As a standalone, both have performed exceptionally well in this crisis. This is especially true when you consider the state of our health system at the beginning of all of this, and the fact that we had a caretaker government in place.
Other countries that are mentioned which have responded well, such as South Korea, or Singapore, lived through the traumatic Sars epidemic and were far more virus-ready when the time came, able to act fast and with populations readily willing to co-operate.
Much criticism here has arisen from the failure to carry out 15,000 virus tests each day as promised by Health Minister Simon Harris on March 19.
He should never have given that pledge, but to be fair to the minister, who has mostly been exceptional during all of this, the World Health Organisation (WHO) was saying, “test, test, test” at that time, everyone was very panicked, and the definition for testing was far wider.
Even his critics in the health system would say he was trying to provide reassurance. But it was a pledge that has been used as a stick to beat everyone involved since.
At the start of this process the HSE began its effort to set up an integrated system to deal with Covid-19.
They were starting from zero. Essentially we had one laboratory — the National Virus Reference Lab (NVRL) — testing for the virus. We’ve now got 20. We’ve also got 50 testing centres around the country.
There are the procurement complications involving the ongoing global shortage and demand for reagent as well as swabs for testing, A broad case definition for testing was decided on (using the WHO and the European Centre for Disease Prevention and Control for guidance). This, as we all know, was subsequently significantly narrowed.
As things stand, even with the reduced testing numbers, the system is far from fully operational. The hope is that by the middle to end of next week it will be much improved.
Reagent is due to arrive from China. Once it is tested and approved by the NVRL, it can be used.

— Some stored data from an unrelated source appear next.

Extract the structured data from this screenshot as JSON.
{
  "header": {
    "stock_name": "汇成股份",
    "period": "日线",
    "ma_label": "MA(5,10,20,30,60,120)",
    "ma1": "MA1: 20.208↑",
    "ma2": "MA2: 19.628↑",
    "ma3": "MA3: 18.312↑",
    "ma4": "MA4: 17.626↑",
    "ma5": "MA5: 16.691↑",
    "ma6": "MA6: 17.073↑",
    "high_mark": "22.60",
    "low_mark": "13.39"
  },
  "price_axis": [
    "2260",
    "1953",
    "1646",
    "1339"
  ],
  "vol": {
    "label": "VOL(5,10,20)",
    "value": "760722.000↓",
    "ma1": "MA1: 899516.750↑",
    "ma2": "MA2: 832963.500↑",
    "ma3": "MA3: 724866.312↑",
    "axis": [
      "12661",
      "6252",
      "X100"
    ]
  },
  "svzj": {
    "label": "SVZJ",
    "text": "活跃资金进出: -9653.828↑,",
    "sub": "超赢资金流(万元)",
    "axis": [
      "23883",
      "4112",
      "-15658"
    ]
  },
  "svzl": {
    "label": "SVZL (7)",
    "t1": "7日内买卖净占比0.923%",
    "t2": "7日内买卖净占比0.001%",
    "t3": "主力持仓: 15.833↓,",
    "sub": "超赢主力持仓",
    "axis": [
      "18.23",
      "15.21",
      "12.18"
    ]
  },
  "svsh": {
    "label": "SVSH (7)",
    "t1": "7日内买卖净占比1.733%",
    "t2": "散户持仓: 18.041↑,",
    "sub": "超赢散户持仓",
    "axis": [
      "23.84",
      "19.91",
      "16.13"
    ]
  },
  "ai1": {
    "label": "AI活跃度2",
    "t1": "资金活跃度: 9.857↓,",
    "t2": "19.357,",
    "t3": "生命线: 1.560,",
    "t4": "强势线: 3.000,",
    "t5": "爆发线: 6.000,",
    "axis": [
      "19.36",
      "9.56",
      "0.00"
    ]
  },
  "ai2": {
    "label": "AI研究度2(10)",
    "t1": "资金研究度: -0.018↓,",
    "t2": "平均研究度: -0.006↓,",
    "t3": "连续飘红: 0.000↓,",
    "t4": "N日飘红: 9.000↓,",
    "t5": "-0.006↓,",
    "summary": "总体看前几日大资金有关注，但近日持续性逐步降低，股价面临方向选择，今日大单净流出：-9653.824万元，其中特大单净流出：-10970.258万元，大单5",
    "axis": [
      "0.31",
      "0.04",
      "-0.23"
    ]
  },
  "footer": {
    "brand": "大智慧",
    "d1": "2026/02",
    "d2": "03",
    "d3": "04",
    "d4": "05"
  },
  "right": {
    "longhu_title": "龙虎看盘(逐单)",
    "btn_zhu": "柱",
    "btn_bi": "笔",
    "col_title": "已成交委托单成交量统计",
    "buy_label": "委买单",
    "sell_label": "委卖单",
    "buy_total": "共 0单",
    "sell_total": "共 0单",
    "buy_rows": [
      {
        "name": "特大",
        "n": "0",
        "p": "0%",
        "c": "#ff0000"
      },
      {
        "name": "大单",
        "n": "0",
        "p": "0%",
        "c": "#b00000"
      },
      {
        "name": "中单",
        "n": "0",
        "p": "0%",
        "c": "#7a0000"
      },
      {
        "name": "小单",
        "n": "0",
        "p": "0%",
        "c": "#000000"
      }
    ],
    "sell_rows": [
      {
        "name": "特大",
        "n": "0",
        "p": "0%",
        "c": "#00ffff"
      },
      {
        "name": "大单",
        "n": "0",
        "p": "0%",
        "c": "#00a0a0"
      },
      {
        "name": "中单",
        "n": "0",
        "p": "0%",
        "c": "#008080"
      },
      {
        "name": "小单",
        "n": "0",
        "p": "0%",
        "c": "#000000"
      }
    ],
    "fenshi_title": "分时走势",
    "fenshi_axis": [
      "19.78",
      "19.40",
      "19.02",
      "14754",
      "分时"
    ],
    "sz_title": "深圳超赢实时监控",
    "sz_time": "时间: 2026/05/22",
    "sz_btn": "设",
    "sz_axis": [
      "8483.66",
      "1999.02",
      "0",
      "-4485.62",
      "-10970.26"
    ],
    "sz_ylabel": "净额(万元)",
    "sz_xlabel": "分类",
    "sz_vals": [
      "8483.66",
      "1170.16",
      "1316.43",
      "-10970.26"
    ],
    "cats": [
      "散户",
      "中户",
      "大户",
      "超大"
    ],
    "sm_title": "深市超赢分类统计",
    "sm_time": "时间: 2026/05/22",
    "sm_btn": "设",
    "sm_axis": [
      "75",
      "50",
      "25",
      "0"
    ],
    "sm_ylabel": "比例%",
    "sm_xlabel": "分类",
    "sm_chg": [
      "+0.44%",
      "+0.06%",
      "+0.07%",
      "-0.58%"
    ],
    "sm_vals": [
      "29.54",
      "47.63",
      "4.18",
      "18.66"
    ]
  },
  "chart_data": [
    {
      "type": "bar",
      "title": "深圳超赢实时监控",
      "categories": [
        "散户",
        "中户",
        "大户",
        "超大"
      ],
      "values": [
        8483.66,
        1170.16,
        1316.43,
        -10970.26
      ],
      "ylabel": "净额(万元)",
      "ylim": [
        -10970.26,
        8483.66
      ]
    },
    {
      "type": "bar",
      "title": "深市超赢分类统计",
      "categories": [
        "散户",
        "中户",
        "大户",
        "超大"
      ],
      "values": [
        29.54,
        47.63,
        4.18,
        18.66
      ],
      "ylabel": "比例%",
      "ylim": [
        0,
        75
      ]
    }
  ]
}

You might wonder why someone wasn’t sent to China to test it before it was sent, similarly with the personal protective equipment for healthcare workers, a significant amount of which was found to be unsuitable for use.

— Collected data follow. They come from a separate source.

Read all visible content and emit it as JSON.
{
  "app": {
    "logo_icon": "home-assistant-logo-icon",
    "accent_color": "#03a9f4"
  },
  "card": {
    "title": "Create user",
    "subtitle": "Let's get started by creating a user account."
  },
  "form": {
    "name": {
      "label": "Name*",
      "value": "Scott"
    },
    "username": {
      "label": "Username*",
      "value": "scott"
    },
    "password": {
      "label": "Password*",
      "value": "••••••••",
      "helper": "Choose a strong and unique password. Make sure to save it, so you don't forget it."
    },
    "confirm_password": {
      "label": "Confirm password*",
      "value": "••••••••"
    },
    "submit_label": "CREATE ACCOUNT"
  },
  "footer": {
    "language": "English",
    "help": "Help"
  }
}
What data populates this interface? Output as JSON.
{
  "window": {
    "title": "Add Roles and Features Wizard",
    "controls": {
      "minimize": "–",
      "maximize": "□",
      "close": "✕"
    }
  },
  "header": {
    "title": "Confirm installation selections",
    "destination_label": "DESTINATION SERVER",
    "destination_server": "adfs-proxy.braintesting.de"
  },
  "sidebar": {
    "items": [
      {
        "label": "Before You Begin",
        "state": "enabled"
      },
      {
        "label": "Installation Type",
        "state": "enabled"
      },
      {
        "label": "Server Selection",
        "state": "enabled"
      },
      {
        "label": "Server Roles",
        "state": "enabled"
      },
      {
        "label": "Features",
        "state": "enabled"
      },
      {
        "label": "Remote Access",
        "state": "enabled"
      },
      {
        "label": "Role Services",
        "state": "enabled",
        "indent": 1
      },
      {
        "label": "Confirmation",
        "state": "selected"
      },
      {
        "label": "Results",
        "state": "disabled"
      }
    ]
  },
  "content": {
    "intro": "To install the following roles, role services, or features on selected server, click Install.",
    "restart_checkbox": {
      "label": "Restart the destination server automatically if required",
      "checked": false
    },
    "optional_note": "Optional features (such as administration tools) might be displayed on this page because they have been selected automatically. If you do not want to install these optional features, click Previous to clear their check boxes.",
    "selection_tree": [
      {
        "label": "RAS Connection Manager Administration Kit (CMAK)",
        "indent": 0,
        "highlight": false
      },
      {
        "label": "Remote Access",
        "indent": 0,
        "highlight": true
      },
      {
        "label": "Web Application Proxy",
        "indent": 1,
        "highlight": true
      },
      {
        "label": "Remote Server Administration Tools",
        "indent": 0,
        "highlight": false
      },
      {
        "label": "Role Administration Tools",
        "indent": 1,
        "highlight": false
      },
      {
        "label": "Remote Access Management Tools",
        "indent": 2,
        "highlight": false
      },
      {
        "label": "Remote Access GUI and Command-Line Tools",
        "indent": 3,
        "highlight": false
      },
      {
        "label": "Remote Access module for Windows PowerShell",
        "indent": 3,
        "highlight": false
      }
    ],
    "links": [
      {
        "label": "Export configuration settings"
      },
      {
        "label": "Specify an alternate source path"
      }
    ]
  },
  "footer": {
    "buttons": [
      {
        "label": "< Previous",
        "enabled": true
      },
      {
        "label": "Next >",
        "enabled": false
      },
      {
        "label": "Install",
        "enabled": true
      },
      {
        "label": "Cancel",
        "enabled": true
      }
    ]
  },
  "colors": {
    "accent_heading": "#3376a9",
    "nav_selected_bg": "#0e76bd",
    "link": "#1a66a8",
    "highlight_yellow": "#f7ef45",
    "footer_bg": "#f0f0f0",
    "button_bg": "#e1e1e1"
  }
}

However, if we actually sent senior people to China to do thorough checks, they would have to isolate there for 14 days when they arrived and then isolate here when they got back. It simply isn’t practical.

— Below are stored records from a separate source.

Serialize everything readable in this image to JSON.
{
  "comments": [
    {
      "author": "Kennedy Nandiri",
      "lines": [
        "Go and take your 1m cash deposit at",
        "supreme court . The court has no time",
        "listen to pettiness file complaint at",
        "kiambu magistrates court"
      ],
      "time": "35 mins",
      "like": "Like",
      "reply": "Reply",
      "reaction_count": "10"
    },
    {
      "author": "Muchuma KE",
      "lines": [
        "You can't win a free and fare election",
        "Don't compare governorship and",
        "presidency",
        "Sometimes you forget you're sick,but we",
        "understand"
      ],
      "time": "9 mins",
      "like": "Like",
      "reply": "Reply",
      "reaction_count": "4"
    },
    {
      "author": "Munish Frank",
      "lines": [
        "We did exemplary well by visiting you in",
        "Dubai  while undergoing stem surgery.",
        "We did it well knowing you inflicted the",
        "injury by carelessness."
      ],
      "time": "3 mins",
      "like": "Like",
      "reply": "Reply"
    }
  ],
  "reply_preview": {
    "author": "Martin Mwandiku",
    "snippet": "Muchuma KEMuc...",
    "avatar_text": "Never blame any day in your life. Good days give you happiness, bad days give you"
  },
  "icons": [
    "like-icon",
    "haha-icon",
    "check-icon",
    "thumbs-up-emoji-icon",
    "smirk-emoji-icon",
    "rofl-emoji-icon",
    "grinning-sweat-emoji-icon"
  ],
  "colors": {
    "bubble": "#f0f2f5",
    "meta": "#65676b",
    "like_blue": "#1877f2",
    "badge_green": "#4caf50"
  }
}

IRONICALLY, it is now believed that, given the new, redrawn definition for testing, there would not be enough suspected cases coming through the system to make anything near 10,000 people a day.
This does open up wider questions about whose testing definition we follow into the future, especially as we make decisions about how to open up the country again, a time when testing and tracing will be crucial to ensure the virus does not once again get a grip on the population.
So why hasn’t this very interesting fact about the probability of there not even being enough people in the testing system to make up that 10,000 figure been shared publicly?
Surely it might help people to understand and ease criticism? Well, those sort of decisions are taken by National Public Health Emergency Team.
Their logic on this is not currently known. Communication around all of this could have been much better, but to be absolutely fair the high degrees of suspicion that have been brought to the table in this instance are unfair within the broader context.
The media quite legitimately asks questions of the politicians and the senior health people. It is worth pointing out that they are given opportunities to do so on an almost daily basis.
Sure, there have been some unsatisfactory aspects but frankly there is little to complain about.
In the overall scheme of things, I’d be nominating most of the senior people involved here for a knighthood or a damehood if we had such an honours system.
Granting them, in the future, the freedom of where they are from is the least we can do on the evidence of the extraordinary work they have done for us so far.
Surely, for example, being allowed to graze sheep on St Stephen’s Green would be a fitting way to honour the supreme effort of the chief medical officer Tony Holohan, a native of Dublin, after he is granted the Freedom of the City.